Amnesty International Italia ha pubblicato la settima edizione del “Barometro dell’odio”, incentrato quest’anno sul tema del diritto di protesta, evidenziando una crescente preoccupazione per la repressione e la narrazione che ruotano intorno a questa tematica, sia a livello globale che nazionale.
«L’analisi, che ha preso in esame il dibattito sui social media e il racconto dei media mainstream dal 1° gennaio al 31 dicembre 2023, sottolinea un preoccupante trend verso la criminalizzazione del dissenso e la delegittimazione delle proteste, fenomeni che minano profondamente la democrazia e il diritto di espressione – scrivono da Amnesty – Il “Barometro dell’odio 2023-24” rivela un aumento significativo dei contenuti problematici o hate speech: dal 2019 ad oggi il tasso di discorsi offensivi, discriminatori o che incitano all’odio è passato dal 10 per cento al 15 per cento. In particolare, i contenuti che incitano alla discriminazione e alla violenza sono triplicati, superando il tre per cento del corpus analizzato».
«Questo dato è particolarmente preoccupante se si considera l’analisi dei social media (Twitter e Facebook), poiché l’odio online, quando massiccio, può comportare conseguenze devastanti sulla salute mentale e fisica delle persone che vengono attaccate. Su Facebook, ad esempio, quattro commenti su dieci, attinenti al tema del diritto di protesta, sono problematici e di questi il 15,6 per cento incita all’odio, alla discriminazione e/o alla violenza. Le aggressioni digitali spesso si accompagnano a operazioni di diffamazione e violazione della privacy, con l’obiettivo di screditare e silenziare le voci dissenzienti – prosegue Amnesty – Se si considera poi l’analisi fatta sui media mainstream, che ha preso in esame 333 servizi andati in onda in prima serata sui sette principali telegiornali nazionali, ne risulta una chiara tendenza di questi ultimi a focalizzarsi più sugli “effetti collaterali” delle proteste, piuttosto che sulle motivazioni alla base. Spesso il tono utilizzato è critico e comprende l’uso di termini come ‘ecovandali’ e ‘delinquenti’ per descrivere le persone attiviste o manifestanti».

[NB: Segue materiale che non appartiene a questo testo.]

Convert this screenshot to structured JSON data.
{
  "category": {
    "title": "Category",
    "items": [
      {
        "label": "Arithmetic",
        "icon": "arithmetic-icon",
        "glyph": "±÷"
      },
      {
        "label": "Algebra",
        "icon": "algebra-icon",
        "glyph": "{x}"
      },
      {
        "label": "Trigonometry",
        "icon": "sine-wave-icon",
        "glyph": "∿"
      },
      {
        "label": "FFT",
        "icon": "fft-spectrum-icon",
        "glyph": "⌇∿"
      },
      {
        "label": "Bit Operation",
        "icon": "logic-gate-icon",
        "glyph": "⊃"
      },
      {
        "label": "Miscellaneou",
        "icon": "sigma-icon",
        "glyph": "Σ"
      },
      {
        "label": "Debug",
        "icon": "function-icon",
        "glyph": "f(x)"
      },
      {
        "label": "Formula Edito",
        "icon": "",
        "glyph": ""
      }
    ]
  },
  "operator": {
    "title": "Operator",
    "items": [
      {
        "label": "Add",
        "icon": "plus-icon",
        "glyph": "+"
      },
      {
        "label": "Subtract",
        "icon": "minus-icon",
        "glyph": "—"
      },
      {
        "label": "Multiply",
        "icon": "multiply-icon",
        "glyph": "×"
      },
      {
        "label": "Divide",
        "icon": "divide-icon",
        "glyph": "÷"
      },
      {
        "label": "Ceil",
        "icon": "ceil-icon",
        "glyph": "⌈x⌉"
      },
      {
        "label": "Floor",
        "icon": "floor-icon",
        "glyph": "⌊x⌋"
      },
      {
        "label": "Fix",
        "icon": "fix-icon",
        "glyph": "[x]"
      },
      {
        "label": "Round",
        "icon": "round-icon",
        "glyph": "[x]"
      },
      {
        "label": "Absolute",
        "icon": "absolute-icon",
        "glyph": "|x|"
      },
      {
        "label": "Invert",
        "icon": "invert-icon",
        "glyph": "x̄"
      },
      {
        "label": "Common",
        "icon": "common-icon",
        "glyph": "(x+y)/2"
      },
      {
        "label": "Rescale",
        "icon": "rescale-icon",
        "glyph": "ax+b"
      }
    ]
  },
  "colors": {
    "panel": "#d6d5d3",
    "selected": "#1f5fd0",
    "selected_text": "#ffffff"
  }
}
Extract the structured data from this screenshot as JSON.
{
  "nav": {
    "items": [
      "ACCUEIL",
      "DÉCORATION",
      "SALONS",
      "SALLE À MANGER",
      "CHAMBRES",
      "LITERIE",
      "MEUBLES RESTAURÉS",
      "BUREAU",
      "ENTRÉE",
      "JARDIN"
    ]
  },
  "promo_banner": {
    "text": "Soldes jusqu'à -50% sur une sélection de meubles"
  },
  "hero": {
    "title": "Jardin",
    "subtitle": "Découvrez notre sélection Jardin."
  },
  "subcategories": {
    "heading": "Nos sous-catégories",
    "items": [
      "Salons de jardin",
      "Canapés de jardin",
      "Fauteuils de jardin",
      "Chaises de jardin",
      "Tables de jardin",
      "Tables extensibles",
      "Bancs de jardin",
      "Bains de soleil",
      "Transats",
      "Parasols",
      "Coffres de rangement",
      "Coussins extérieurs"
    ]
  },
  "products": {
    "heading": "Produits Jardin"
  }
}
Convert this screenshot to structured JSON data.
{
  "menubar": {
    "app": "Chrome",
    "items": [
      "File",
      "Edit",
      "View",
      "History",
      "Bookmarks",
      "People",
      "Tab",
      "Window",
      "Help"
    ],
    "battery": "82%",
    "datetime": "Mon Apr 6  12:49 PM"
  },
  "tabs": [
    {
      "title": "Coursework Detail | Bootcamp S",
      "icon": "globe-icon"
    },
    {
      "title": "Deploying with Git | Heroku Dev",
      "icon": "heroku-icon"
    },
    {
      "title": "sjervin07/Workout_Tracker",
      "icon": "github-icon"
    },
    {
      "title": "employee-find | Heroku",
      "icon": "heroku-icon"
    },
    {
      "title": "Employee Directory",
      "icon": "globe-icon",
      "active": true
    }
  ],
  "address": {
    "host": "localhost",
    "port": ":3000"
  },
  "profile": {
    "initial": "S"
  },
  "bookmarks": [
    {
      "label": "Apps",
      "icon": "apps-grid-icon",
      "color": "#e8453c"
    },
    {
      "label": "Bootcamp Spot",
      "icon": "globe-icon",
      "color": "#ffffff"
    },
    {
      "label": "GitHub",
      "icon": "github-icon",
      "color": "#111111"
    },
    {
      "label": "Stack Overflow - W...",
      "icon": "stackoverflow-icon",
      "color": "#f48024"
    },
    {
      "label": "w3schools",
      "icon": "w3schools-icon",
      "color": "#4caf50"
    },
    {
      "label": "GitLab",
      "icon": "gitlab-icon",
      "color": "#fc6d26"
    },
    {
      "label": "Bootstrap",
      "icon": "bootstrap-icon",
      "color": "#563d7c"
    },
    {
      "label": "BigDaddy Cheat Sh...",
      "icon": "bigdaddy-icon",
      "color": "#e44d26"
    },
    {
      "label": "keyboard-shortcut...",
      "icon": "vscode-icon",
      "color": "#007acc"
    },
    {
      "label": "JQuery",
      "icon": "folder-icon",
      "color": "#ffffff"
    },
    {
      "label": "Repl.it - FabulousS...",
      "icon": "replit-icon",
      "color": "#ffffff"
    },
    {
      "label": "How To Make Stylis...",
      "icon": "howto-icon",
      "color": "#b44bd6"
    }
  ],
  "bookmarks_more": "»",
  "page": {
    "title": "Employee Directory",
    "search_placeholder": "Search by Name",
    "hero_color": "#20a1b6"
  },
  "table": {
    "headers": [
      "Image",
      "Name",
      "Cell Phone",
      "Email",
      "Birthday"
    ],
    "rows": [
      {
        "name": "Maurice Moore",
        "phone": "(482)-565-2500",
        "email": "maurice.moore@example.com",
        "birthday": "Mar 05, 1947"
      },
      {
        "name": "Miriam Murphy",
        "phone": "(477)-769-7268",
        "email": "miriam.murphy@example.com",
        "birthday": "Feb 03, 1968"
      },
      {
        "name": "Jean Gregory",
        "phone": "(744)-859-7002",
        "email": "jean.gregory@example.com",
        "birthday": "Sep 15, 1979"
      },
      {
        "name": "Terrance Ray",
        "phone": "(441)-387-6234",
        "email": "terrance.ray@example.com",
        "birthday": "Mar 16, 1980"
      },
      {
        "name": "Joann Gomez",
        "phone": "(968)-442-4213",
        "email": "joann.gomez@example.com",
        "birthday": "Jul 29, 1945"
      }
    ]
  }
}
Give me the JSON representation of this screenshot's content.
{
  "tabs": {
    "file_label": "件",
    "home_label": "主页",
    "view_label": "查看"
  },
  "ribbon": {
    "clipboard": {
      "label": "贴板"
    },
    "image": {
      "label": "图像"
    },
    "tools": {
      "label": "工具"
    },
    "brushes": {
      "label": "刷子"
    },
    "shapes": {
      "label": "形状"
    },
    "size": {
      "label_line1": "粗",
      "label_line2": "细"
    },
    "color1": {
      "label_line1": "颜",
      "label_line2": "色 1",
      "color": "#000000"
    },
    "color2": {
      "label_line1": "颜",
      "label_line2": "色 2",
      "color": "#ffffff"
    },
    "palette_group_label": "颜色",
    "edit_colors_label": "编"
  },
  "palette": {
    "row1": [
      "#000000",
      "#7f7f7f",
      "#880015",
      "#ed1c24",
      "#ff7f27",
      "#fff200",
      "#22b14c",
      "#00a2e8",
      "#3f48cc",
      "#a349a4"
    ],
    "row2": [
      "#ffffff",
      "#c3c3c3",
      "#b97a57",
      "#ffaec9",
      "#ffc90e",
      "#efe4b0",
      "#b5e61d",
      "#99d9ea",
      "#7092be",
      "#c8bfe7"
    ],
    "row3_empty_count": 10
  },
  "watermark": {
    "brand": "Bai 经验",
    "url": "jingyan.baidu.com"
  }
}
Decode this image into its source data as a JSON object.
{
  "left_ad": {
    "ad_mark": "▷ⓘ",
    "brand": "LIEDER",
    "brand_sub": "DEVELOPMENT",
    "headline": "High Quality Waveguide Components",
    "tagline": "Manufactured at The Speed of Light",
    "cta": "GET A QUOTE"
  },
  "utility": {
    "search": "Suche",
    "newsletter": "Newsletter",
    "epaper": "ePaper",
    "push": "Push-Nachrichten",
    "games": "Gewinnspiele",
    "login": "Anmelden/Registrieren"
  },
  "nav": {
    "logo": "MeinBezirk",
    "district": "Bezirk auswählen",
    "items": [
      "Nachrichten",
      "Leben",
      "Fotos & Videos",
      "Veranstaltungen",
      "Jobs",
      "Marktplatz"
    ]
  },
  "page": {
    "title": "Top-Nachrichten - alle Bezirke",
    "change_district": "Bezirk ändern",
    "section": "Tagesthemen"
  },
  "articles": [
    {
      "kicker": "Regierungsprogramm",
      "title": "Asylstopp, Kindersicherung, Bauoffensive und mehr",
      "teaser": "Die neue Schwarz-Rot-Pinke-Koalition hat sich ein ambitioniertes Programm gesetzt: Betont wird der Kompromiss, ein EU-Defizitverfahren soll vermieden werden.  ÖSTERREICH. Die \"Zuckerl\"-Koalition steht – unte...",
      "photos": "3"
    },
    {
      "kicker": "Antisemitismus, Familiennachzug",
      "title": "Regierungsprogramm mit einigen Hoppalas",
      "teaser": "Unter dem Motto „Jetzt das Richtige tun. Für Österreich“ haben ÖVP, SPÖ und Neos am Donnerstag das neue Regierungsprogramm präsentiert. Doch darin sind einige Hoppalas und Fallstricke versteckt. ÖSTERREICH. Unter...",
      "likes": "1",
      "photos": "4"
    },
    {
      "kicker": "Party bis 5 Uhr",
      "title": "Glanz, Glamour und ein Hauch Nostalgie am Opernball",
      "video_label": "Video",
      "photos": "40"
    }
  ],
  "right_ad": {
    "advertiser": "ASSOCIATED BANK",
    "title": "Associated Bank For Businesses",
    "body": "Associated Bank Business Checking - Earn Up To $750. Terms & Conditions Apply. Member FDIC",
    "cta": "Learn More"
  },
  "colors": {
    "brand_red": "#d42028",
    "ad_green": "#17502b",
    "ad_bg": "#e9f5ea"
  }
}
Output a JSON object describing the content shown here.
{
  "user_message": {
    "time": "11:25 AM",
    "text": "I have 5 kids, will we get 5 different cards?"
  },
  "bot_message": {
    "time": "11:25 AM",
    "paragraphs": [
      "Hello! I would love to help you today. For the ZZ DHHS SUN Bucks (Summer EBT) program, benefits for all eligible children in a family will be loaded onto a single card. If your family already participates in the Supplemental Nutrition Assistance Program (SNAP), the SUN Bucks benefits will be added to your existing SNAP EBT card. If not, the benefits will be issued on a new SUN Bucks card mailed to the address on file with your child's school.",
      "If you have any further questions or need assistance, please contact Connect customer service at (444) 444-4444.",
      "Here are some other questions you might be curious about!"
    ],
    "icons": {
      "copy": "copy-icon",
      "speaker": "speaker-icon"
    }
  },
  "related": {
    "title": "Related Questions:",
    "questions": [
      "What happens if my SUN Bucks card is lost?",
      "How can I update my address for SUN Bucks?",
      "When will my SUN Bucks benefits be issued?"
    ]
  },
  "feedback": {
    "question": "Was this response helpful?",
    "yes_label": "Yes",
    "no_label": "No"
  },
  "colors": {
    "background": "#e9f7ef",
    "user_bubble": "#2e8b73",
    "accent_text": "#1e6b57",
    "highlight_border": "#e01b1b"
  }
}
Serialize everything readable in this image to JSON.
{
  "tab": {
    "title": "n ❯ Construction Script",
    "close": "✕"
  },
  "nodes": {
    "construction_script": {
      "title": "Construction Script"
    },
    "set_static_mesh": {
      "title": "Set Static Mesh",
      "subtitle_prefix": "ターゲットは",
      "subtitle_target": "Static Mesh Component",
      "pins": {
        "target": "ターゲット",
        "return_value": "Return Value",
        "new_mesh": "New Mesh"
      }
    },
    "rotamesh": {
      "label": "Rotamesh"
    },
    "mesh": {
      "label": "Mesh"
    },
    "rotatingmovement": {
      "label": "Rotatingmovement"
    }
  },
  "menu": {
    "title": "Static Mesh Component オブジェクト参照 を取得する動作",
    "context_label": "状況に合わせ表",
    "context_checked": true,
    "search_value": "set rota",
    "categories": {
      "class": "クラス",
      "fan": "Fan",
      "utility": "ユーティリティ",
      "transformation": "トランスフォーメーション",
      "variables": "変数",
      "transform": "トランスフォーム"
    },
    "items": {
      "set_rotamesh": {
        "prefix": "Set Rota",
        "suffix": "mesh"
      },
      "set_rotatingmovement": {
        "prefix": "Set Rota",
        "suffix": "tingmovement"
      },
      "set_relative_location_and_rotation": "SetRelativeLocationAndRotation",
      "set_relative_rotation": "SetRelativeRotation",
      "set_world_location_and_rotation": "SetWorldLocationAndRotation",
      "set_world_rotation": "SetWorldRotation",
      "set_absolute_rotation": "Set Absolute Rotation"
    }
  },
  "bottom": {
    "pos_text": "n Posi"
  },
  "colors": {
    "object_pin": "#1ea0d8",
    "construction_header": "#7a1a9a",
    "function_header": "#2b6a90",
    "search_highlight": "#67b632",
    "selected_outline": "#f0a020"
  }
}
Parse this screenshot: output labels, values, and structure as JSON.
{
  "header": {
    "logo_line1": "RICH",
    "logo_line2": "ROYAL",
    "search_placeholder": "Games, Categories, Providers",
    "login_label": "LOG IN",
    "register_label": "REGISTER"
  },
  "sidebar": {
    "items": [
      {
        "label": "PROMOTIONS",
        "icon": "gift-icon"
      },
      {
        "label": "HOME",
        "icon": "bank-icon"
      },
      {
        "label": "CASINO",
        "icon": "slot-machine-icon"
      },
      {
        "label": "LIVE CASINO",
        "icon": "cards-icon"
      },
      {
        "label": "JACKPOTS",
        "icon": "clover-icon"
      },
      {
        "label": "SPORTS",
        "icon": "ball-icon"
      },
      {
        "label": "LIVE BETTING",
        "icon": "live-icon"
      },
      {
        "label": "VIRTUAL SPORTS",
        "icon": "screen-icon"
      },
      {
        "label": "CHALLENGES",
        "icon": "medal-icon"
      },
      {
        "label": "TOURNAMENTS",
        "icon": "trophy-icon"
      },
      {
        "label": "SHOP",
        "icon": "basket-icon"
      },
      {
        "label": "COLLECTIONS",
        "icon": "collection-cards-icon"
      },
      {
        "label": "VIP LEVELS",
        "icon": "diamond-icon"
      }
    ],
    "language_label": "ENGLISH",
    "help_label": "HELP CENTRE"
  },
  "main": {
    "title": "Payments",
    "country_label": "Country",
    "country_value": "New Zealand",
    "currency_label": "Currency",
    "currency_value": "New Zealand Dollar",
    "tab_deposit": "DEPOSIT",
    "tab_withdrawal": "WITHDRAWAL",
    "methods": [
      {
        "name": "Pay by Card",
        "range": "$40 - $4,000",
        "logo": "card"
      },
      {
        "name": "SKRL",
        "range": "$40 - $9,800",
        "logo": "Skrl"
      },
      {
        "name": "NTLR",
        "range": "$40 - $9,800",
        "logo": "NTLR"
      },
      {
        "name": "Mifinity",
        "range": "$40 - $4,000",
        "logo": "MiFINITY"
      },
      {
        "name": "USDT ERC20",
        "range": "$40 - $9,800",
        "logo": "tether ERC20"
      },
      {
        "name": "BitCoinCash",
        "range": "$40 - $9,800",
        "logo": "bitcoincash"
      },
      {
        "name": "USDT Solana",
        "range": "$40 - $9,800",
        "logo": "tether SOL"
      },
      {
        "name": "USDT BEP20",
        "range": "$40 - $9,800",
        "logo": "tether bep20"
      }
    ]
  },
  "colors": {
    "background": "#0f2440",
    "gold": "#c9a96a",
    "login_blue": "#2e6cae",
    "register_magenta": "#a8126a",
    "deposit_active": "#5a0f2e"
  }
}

«Questa edizione del barometro evidenzia come la delegittimazione e la criminalizzazione del dissenso nella narrazione pubblica corrispondano a un’erosione degli spazi civici che avviene attraverso diverse modalità, dall’iper-burocratizzazione alla repressione fisica, fino a provvedimenti amministrativi repressivi. La criminalizzazione del dissenso e la delegittimazione delle proteste non solo limitano la libertà di espressione, ma hanno anche un impatto significativo sulla partecipazione democratica» spiega ancora l’associazione.
Nell’ambito della ricerca per il Barometro dell’odio è stato inoltre condotto un sondaggio, in collaborazione con Ipsos, per rilevare quale fosse la posizione dell’opinione pubblica rispetto all’attivismo e alle varie forme di protesta. «È emerso che il 48 per cento delle persone intervistate vede le manifestazioni come un passatempo o una moda, mentre il 17 per cento non crede che tutti, in Italia, dovrebbero avere il diritto di manifestare. Questa percezione pubblica conferma le preoccupazioni delle persone attiviste, che vedono le loro azioni delegittimate e criminalizzate, non solo dalle istituzioni ma anche dall’opinione pubblica» prosegue l’associazione.
«Questi dati confermano un trend preoccupante di criminalizzazione del dissenso e repressione delle proteste. È fondamentale che la società civile e i media continuino a vigilare e difendere il diritto di esprimere il proprio dissenso senza timore di repressioni», ha dichiarato Martina Chichi, coordinatrice campagne di Amnesty International Italia.
«Amnesty International Italia chiede un intervento deciso da parte delle istituzioni, nonché delle principali piattaforme social, per garantire e proteggere il diritto di protesta, un elemento fondamentale per il funzionamento di una democrazia sana e inclusiva, che rispetta i diritti umani».